Je vois trois conditions au bon fonctionnement du futur marché d'échange des garanties de capacités. Tout d'abord, l'obligation de déclarer les capacités inutilisées, à l'instar de ce qui existe pour le mécanisme d'ajustement, le producteur restant libre d'en fixer le prix, et donc de rendre ses capacités accessibles ou non. Le marché doit également être suffisamment liquide. À ce titre, jumeler capacité de production et capacité d'effacement accroît le potentiel. Enfin, le marché doit s'inscrire dans un cadre européen, pour profiter de la complémentarité des moyens de production. La France est très sensible aux conditions de température, car le chauffage électrique y est largement développé : un degré de plus en Europe continentale, c'est un appel à 4500 mégawatts de plus, dont 2100 pour la seule France ! Il est économiquement intéressant d'utiliser les interconnexions, car des capacités peuvent être disponibles chez nos voisins quand elles manquent chez nous !
Je ne sais s'il y a une limite au gisement de l'effacement - peut-être 10% - : c'est une question de comportement. Les industriels ont un raisonnement économique, il faut les payer plus cher que s'ils n'avaient pas interrompu leur activité, mais les consommateurs domestiques ont d'autres motivations que la rémunération, certains veulent faire « un geste pour la planète ». Je pense que leur capacité de mobilisation est plus importante qu'on ne le croit. En Bretagne ou en région PACA, notre système de sensibilisation EcoWatt, qui permet d'alerter les consommateurs par SMS ou e-mail, a rencontré un taux de réaction satisfaisant : dix-huit mille consommateurs bretons ont réduit leur consommation, contre dix mille l'an dernier. On économise au plus un kilowatt par individu, mais le potentiel est là !
RTE n'a pas suggéré l'article 2 ter, qui traite d'une variante d'effacement : l'intemptibilité immédiate. Ce mécanisme existe en Italie : dans un pays habitué des black-out, la valeur de l'interruptibilité - et donc sa rémunération - est élevée. En France, la situation est différente. Notre modèle économique n'aboutira donc pas aux prix italiens...
Pour garantir l'effectivité de l'interruptibilité immédiate, je propose de prévoir que le gestionnaire de réseau peut, une fois par an, faire appel à ces capacités, pour vérification.

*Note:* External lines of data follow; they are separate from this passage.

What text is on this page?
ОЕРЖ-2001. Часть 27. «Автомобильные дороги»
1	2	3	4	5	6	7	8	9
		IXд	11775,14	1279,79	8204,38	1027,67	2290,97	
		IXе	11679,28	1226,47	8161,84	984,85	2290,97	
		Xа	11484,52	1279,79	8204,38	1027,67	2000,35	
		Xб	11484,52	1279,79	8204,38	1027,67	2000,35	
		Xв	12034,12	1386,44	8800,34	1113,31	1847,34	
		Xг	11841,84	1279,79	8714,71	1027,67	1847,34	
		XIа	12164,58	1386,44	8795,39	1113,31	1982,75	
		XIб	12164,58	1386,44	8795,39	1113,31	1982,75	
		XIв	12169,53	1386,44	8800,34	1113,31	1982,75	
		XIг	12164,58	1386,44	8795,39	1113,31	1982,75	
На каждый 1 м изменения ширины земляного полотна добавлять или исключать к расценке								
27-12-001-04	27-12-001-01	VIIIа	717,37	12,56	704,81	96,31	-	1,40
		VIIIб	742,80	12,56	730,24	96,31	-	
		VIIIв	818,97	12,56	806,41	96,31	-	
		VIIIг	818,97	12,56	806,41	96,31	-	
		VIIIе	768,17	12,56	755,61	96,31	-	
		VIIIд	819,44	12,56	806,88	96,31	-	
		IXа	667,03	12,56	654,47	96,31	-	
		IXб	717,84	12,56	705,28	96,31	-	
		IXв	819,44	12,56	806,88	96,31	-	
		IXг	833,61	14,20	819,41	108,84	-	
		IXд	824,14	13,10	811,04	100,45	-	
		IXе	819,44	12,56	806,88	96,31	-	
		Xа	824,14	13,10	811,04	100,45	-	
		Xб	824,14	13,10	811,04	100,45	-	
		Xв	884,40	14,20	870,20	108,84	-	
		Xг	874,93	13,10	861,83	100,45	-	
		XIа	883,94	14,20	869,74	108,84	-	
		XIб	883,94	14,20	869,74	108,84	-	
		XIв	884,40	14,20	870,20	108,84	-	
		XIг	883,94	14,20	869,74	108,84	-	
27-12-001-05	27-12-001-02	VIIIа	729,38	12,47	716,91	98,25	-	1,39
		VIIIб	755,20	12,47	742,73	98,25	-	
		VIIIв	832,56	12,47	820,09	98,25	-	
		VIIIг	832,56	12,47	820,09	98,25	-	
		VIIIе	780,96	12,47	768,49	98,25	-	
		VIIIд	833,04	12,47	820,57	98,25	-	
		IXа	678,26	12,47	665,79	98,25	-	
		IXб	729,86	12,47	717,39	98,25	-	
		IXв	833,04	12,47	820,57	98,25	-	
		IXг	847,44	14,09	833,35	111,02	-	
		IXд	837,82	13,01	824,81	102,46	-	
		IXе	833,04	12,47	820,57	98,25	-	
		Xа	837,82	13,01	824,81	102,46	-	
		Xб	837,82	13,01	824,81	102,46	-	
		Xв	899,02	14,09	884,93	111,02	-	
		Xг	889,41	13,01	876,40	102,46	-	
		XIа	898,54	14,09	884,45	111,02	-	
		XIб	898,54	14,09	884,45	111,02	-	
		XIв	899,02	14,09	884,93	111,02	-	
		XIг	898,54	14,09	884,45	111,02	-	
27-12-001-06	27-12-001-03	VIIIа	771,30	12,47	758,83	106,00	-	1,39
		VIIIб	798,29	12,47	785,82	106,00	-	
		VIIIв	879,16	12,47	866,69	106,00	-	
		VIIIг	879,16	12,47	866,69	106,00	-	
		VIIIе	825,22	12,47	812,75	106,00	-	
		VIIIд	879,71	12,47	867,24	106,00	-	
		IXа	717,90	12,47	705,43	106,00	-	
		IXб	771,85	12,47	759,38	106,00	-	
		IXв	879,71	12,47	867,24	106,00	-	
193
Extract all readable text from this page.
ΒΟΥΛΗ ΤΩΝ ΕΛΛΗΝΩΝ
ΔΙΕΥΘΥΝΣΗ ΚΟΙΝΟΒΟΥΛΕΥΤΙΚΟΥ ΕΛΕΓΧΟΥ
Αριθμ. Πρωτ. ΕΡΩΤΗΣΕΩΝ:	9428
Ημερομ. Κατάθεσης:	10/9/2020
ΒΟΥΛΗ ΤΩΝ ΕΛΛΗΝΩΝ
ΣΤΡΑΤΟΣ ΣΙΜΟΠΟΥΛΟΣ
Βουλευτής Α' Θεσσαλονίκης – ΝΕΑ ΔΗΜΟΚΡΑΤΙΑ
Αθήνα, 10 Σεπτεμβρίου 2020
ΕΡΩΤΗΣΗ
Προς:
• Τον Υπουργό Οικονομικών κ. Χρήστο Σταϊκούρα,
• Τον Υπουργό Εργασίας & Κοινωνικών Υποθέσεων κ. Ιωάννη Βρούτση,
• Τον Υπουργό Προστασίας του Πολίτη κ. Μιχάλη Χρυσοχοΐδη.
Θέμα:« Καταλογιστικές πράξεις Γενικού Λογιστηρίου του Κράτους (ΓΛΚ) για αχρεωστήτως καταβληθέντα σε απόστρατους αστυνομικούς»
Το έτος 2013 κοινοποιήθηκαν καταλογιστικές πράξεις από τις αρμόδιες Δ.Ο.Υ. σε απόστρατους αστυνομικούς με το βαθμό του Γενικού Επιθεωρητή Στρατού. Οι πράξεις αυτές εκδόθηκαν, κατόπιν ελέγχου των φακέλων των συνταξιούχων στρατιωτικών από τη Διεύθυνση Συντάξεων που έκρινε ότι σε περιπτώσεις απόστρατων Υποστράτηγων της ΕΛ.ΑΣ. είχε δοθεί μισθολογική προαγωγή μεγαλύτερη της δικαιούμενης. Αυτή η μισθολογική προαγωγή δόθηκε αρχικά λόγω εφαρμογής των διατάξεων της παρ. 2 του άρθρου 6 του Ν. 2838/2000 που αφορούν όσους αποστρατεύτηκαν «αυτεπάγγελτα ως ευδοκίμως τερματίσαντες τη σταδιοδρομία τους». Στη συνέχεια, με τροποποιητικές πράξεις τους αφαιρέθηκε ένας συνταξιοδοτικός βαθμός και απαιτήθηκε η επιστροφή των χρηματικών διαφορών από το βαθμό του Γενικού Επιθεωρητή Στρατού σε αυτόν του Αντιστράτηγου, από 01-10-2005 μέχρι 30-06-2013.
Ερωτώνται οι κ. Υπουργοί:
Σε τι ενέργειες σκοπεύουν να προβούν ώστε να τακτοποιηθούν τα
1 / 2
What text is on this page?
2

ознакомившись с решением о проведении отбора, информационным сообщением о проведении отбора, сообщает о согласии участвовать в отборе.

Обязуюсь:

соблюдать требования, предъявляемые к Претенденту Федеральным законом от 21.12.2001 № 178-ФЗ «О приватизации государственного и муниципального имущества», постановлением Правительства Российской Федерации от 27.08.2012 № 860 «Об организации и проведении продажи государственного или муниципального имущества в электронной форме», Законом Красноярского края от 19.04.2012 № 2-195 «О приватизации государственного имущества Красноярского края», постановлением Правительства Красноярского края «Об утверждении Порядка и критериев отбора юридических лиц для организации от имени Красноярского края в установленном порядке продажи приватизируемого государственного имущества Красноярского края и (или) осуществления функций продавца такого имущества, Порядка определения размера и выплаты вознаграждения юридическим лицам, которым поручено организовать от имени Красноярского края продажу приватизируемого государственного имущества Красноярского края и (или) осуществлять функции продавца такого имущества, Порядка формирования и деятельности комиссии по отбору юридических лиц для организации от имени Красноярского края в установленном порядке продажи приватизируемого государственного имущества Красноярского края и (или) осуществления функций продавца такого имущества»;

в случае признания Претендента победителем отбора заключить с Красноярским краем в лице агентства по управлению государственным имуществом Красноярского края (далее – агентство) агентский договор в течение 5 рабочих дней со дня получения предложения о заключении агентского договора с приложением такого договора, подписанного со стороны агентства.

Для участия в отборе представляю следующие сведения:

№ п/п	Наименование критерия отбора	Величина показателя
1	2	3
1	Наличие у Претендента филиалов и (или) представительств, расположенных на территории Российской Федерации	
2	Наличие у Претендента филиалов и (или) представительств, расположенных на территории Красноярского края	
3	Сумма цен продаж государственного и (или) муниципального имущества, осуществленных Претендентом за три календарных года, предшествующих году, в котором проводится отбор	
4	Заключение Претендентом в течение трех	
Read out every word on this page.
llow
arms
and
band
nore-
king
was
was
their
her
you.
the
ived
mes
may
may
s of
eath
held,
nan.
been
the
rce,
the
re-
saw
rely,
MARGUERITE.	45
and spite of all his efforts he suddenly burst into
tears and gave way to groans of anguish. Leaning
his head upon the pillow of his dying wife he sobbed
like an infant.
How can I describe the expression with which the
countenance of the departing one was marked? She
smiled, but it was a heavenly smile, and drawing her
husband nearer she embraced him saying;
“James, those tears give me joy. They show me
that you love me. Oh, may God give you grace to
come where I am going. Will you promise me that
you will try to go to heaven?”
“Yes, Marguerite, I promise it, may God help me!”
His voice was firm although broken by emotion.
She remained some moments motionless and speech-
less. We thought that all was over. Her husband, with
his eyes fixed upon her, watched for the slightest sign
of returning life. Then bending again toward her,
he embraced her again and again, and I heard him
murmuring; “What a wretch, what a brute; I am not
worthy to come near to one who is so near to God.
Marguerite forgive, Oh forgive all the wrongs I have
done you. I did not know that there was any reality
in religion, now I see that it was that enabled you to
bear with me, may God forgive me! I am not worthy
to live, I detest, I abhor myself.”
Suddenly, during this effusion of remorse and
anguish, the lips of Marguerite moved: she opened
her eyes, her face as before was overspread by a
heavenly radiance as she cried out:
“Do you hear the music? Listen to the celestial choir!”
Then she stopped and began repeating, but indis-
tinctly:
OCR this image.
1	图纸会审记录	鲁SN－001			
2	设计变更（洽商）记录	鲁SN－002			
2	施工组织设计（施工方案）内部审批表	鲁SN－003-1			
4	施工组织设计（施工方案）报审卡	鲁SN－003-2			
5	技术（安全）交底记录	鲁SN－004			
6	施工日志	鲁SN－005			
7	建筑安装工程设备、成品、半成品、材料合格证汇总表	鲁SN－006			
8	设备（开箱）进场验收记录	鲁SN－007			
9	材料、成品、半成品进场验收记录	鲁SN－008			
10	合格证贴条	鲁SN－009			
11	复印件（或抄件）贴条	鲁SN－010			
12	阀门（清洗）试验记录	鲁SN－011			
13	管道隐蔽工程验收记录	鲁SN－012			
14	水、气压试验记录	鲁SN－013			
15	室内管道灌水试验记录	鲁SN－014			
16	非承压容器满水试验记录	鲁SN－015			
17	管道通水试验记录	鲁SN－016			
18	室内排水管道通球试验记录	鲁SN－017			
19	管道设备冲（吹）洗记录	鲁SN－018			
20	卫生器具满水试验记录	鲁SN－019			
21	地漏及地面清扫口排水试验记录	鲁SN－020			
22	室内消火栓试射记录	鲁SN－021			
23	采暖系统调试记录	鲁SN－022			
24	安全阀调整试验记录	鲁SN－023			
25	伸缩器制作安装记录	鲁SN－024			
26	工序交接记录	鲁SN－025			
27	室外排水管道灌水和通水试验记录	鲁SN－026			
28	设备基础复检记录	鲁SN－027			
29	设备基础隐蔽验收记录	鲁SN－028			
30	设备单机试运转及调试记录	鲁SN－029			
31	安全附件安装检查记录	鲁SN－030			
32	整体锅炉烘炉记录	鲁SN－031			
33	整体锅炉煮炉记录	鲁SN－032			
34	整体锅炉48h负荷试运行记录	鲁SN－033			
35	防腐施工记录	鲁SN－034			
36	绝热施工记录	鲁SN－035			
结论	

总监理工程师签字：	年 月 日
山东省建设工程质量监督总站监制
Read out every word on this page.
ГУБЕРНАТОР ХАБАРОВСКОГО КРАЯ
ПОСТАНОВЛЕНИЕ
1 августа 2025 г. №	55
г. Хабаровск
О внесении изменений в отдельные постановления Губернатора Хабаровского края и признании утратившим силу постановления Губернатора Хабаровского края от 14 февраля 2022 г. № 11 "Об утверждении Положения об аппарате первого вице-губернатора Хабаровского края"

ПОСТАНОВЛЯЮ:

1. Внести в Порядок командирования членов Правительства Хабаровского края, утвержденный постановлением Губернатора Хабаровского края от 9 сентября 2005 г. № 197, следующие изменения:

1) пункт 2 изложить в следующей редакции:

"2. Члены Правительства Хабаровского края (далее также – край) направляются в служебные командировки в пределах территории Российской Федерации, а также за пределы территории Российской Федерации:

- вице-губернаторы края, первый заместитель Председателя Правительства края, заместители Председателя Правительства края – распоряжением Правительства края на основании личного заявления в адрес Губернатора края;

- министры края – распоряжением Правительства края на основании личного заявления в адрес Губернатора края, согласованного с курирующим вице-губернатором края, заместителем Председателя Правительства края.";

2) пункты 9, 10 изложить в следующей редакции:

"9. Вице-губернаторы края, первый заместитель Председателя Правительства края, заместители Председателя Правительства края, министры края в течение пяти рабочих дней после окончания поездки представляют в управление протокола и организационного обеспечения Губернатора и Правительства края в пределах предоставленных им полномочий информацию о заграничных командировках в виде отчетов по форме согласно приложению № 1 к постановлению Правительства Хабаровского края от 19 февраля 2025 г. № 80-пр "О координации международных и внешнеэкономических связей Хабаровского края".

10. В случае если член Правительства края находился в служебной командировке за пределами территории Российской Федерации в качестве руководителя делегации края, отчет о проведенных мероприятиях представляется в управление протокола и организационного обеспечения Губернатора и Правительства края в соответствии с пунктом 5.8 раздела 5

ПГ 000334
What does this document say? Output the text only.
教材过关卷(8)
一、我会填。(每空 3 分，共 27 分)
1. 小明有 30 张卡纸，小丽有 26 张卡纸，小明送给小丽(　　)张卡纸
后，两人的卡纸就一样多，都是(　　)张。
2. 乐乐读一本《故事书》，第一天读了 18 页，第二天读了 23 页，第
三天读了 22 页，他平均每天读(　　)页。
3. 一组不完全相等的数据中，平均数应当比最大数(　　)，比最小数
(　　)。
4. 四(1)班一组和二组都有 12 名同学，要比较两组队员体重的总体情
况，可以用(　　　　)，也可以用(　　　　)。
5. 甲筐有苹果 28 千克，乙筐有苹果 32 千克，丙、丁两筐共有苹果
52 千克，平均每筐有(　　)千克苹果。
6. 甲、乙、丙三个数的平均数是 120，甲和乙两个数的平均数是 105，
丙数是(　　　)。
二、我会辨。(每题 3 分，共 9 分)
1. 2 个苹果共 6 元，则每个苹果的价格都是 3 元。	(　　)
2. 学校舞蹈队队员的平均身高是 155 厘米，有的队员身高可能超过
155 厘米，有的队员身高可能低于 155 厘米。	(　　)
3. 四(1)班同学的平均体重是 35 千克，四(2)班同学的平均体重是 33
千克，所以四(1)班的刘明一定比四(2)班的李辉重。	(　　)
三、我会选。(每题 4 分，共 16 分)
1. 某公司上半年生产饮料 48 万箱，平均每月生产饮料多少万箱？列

Dans d'autres fonctions, j'ai constaté que des industriels ayant des contrats interruptibles gaz-fioul s'étaient en réalité défaits de leur brûleur à fioul, pariant qu'ils ne seraient jamais appelés à s'en servir ! Je veux garantir que les capacités seront effectivement mobilisables.
L'ajustement de l'offre et de la demande est plus difficile en période de pointe. En période de base, la rémunération d'un mégawatt supplémentaire est faible : je crains que le prix ne compense pas les contraintes de l'effacement.